Creator Clarence Crane was said to have designed Life Savers with a hold in the middle after his daughter tragically died choking on a candy. The hole was to allow oxygen to pass through a person’s body, even if stuck in one’s throat. The reality, however, is quite a bit different. Crane fashioned his new invention after the floatable inner tubes that were becoming all the rage following the Titanic disaster in 1912.

All Wrapped Up

Legend had it, that if you found an image of Indian, complete with bow and arrow, on your Tootsie Roll or Pop wrapper, you would be the recipient of any number of prizes, ranging from Tootsie treats for life to a new bicycle to unimaginable wealth and celebrity (I added that last one myself!). I would have loved to have found that Indian, as I very much enjoy the Tootsie products. Sadly, the story is completely fabricated.

tootsie pop wrapper

Jaw Dropper

It’s hard to believe this one is actually true, but it has been verified by the fine folks at MythBusters. If you place one of those massive jawbreakers in the microwave it will explode. Why someone would ever put a jawbreaker into the microwave is a yet-to-be answered question, but here’s my theory: why not.
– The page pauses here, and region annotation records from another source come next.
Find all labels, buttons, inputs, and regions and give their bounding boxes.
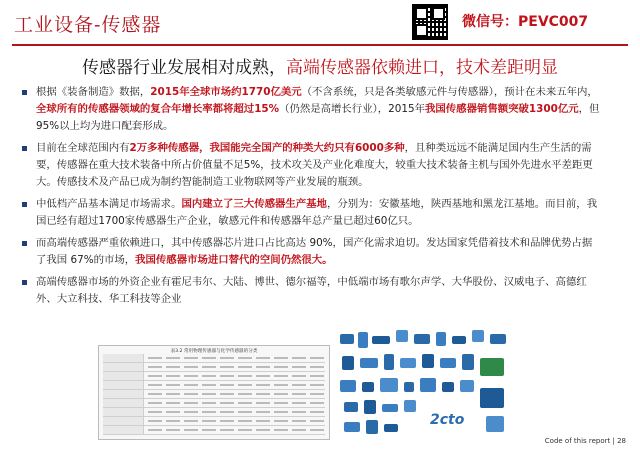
- bullet-text: 而高端传感器严重依赖进口，其中传感器芯片进口占比高达 90%，国产化需求迫切。发达国家凭借着技术和品牌优势占据了我国 67%的市场，: [36, 237, 593, 266]
- watermark-logo: 2cto: [430, 412, 465, 428]
- bullet-text: ，分别为：安徽基地，陕西基地和黑龙江基地。而目前，我国已经有超过1700家传感器生产企业，敏感元件和传感器年总产量已超过60亿只。: [36, 198, 598, 227]
- bullet-item: [22, 196, 602, 230]
- bullet-highlight: 我国传感器销售额突破1300亿元: [425, 103, 579, 115]
- bullet-highlight: 国内建立了三大传感器生产基地: [181, 198, 327, 210]
- table-caption: 表3.2 常用物理传感器与化学传感器的分类: [170, 349, 258, 354]
- bullet-item: [22, 235, 602, 269]
- bullet-highlight: 全球所有的传感器领域的复合年增长率都将超过15%: [36, 103, 280, 115]
- bullet-text: （不含系统，只是各类敏感元件与传感器），预计在未来五年内，: [301, 86, 598, 98]
- header-divider: [12, 44, 628, 46]
- bullet-item: [22, 84, 602, 135]
- wechat-id: 微信号：PEVC007: [462, 14, 589, 30]
- bullet-highlight: 2015年全球市场约1770亿美元: [150, 86, 302, 98]
- sensor-products-photo: [336, 328, 514, 442]
- bullet-list: [22, 84, 602, 313]
- page-header: [0, 0, 640, 44]
- qr-code-icon: [412, 4, 448, 40]
- headline-part2: 高端传感器依赖进口，技术差距明显: [286, 58, 558, 78]
- bullet-highlight: 2万多种传感器，我国能完全国产的种类大约只有6000多种: [129, 142, 405, 154]
- bullet-text: 高端传感器市场的外资企业有霍尼韦尔、大陆、博世、德尔福等，中低端市场有歌尔声学、大华股份、汉威电子、高德红外、大立科技、华工科技等企业: [36, 276, 587, 305]
- bullet-text: （仍然是高增长行业），2015年: [279, 103, 426, 115]
- bullet-text: 目前在全球范围内有: [36, 142, 130, 154]
- bullet-text: ，且种类远远不能满足国内生产生活的需要，传感器在重大技术装备中所占价值量不足5%，技术攻关及产业化难度大，较重大技术装备主机与国外先进水平差距更大。传感技术及产品已成为制约智能制造工业物联网等产业发展的瓶颈。: [36, 142, 593, 188]
- headline-part1: 传感器行业发展相对成熟，: [82, 58, 286, 78]
- page-headline: [0, 53, 640, 78]
- bullet-text: 中低档产品基本满足市场需求。: [36, 198, 182, 210]
- bullet-text: 根据《装备制造》数据，: [36, 86, 151, 98]
- bullet-highlight: 我国传感器市场进口替代的空间仍然很大。: [135, 254, 333, 266]
- bullet-item: [22, 274, 602, 308]
- page-footer: Code of this report | 28: [544, 437, 626, 445]
- bullet-text: ，但95%以上均为进口配套形成。: [36, 103, 600, 132]
- sensor-classification-table-image: [98, 345, 330, 440]
- section-title: 工业设备-传感器: [14, 14, 162, 36]
- bullet-item: [22, 140, 602, 191]
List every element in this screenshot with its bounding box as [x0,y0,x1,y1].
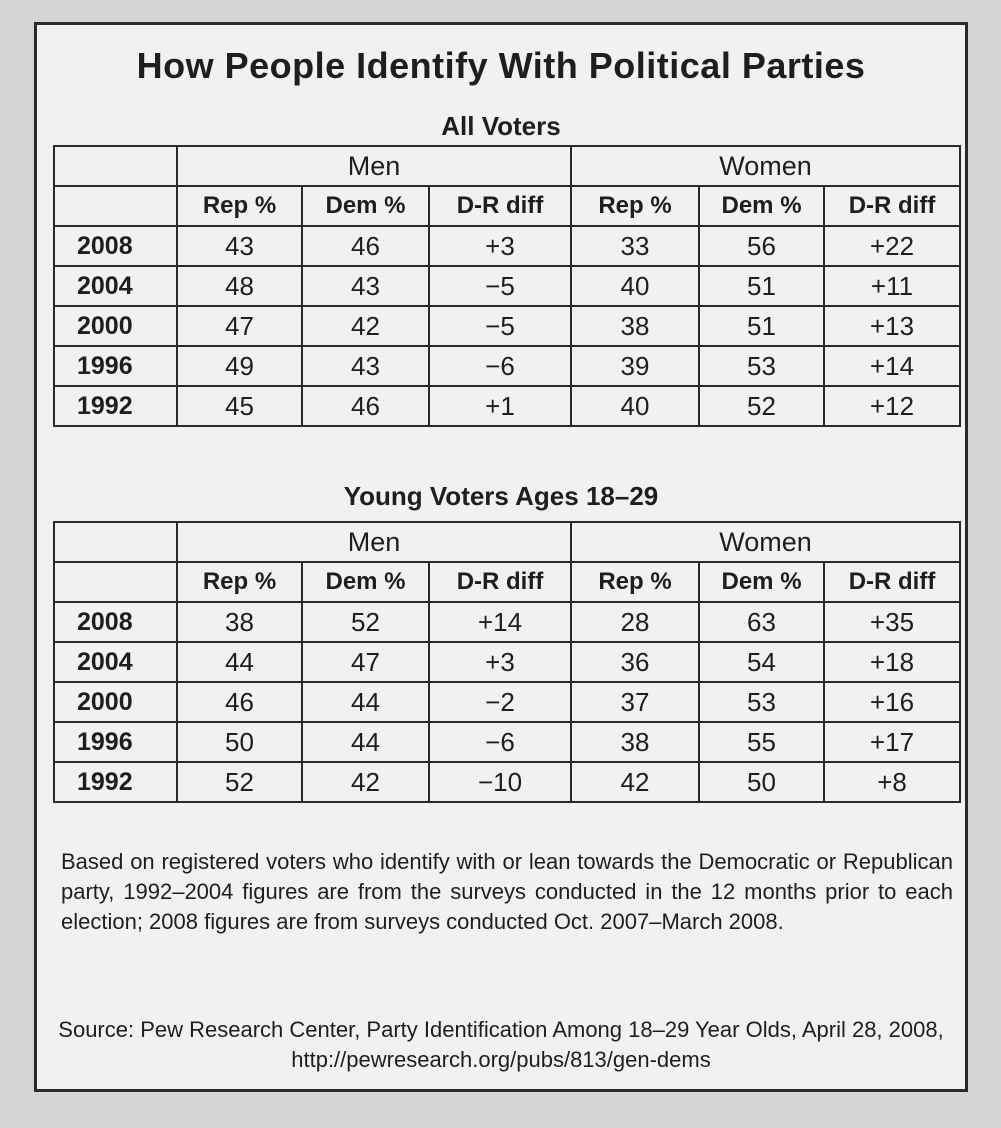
value-cell: +3 [429,642,571,682]
value-cell: 42 [302,762,429,802]
column-header: Rep % [571,562,699,602]
column-header: Rep % [571,186,699,226]
value-cell: 54 [699,642,824,682]
value-cell: 51 [699,306,824,346]
value-cell: +12 [824,386,960,426]
value-cell: 43 [177,226,302,266]
value-cell: 53 [699,346,824,386]
column-header: D-R diff [429,562,571,602]
value-cell: 44 [302,722,429,762]
year-cell: 1992 [54,386,177,426]
value-cell: +18 [824,642,960,682]
group-header-row [54,146,960,186]
young-voters-table [53,521,961,803]
year-cell: 1996 [54,722,177,762]
column-header: D-R diff [824,186,960,226]
table-row [54,762,960,802]
value-cell: 52 [302,602,429,642]
value-cell: −5 [429,306,571,346]
value-cell: 49 [177,346,302,386]
column-header: Rep % [177,562,302,602]
source-citation: Source: Pew Research Center, Party Identification Among 18–29 Year Olds, April 28, 2008, http://pewresearch.org/pubs/813/gen-dems [58,1017,944,1072]
value-cell: 46 [302,386,429,426]
value-cell: 53 [699,682,824,722]
value-cell: 40 [571,266,699,306]
young-voters-caption: Young Voters Ages 18–29 [343,481,659,511]
year-cell: 2004 [54,266,177,306]
value-cell: +11 [824,266,960,306]
value-cell: −5 [429,266,571,306]
value-cell: 46 [177,682,302,722]
year-cell: 2008 [54,602,177,642]
value-cell: 52 [177,762,302,802]
column-header-row [54,562,960,602]
value-cell: 45 [177,386,302,426]
value-cell: 55 [699,722,824,762]
group-header-0: Men [177,522,571,562]
value-cell: 47 [177,306,302,346]
value-cell: +14 [824,346,960,386]
corner-cell [54,522,177,562]
value-cell: +35 [824,602,960,642]
year-cell: 2004 [54,642,177,682]
value-cell: 38 [571,722,699,762]
table-row [54,682,960,722]
value-cell: 42 [302,306,429,346]
value-cell: 50 [177,722,302,762]
value-cell: 38 [571,306,699,346]
year-cell: 1996 [54,346,177,386]
value-cell: 56 [699,226,824,266]
all-voters-table [53,145,961,427]
table-row [54,642,960,682]
value-cell: 63 [699,602,824,642]
value-cell: +22 [824,226,960,266]
value-cell: +13 [824,306,960,346]
column-header: D-R diff [429,186,571,226]
table-row [54,346,960,386]
value-cell: +17 [824,722,960,762]
value-cell: 48 [177,266,302,306]
corner-cell [54,146,177,186]
table-row [54,306,960,346]
column-header: D-R diff [824,562,960,602]
value-cell: 40 [571,386,699,426]
methodology-note: Based on registered voters who identify with or lean towards the Democratic or Republican party, 1992–2004 figures are from the surveys conducted in the 12 months prior to each election; 2008 figures are from surveys conducted Oct. 2007–March 2008. [61,849,953,934]
value-cell: −2 [429,682,571,722]
group-header-0: Men [177,146,571,186]
value-cell: −10 [429,762,571,802]
all-voters-caption: All Voters [441,111,561,141]
value-cell: 46 [302,226,429,266]
column-header: Dem % [699,186,824,226]
value-cell: 37 [571,682,699,722]
year-cell: 2000 [54,682,177,722]
corner-cell [54,186,177,226]
value-cell: +1 [429,386,571,426]
corner-cell [54,562,177,602]
column-header: Dem % [302,186,429,226]
value-cell: +16 [824,682,960,722]
value-cell: 47 [302,642,429,682]
value-cell: 43 [302,266,429,306]
year-cell: 2008 [54,226,177,266]
value-cell: 50 [699,762,824,802]
value-cell: 39 [571,346,699,386]
value-cell: +8 [824,762,960,802]
value-cell: 33 [571,226,699,266]
year-cell: 2000 [54,306,177,346]
value-cell: −6 [429,346,571,386]
group-header-1: Women [571,146,960,186]
column-header: Rep % [177,186,302,226]
value-cell: 42 [571,762,699,802]
value-cell: 43 [302,346,429,386]
value-cell: +14 [429,602,571,642]
value-cell: 28 [571,602,699,642]
group-header-row [54,522,960,562]
column-header: Dem % [699,562,824,602]
table-row [54,226,960,266]
table-row [54,722,960,762]
document-frame [34,22,968,1092]
value-cell: 51 [699,266,824,306]
value-cell: 44 [177,642,302,682]
value-cell: 44 [302,682,429,722]
table-row [54,266,960,306]
column-header: Dem % [302,562,429,602]
value-cell: 38 [177,602,302,642]
group-header-1: Women [571,522,960,562]
column-header-row [54,186,960,226]
page-title: How People Identify With Political Parties [136,45,866,86]
value-cell: +3 [429,226,571,266]
table-row [54,386,960,426]
table-row [54,602,960,642]
value-cell: −6 [429,722,571,762]
value-cell: 52 [699,386,824,426]
year-cell: 1992 [54,762,177,802]
value-cell: 36 [571,642,699,682]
Those jawbreakers are a pain in the ass (or more aptly, mouth) to get through and perhaps someone tried to accelerate the process.

Spider Yum

When Bubble Yum gum hit the market and became quite popular, stories began to circulate that the gum contained such grossities as spider eggs, spider legs, or spider webbing. These were all probably started by a rival gum company in hopes of curtailing the popularity of the world’s first soft gum. Bubble Yum’s parent company fought these rumours publicly with full-page newspaper ads ensuring people of the quality of their product. Most people actually listened and Bubble Yum lived on.

Bubble Yum Spiders

Razor’s Edge

Remember when we were all wee little sippers and when we returned home our parents sifted through our well-earned Halloween stash (probably contemplating which treats they’d take for themselves) to make sure there was no evidence of tampering? Good thing they did. In 2000, James Joseph Smith stuck needles into Snickers bars he planned to hand out and one boy bit into the chocolate bar. Smith was arrested and charged with adulterating a substance with the intent to cause harm… asshole!

Pick Your Poison

Similarly, the threat of poisoned candy given out at Halloween has always existed, but the only evidence of this occurring happened when some sick bastards poisoned their own children, including one loser who laced his kid’s Pixy Stix with cyanide to collect a $20,000 life insurance policy. Most cases were just overeating by the public (no surprise there) and not waiting to hear the actual results of why someone became sick.

Drink #299: Bazooka Joe

Bazooka Joe Shooter

  • Rim glass with Bubble Gum
  • 0.5 oz Irish Crème
  • 0.5 oz Banana Liqueur
  • 0.5 oz Blue Curacao

Are there any candy urban legends you’d like to pass my way? I’m a skeptical one, but I’ll give it a chance!

Sip Advisor Bar Notes (4 Sips out of 5):
I liked this shooter and always have. Truth be known, when I was taken out on my 19th birthday for my first legal drinks, this was the first shot that was ever ordered for me. I still marvel at how these three ingredients combine to fake the taste of bubble gum, but somehow it all comes together.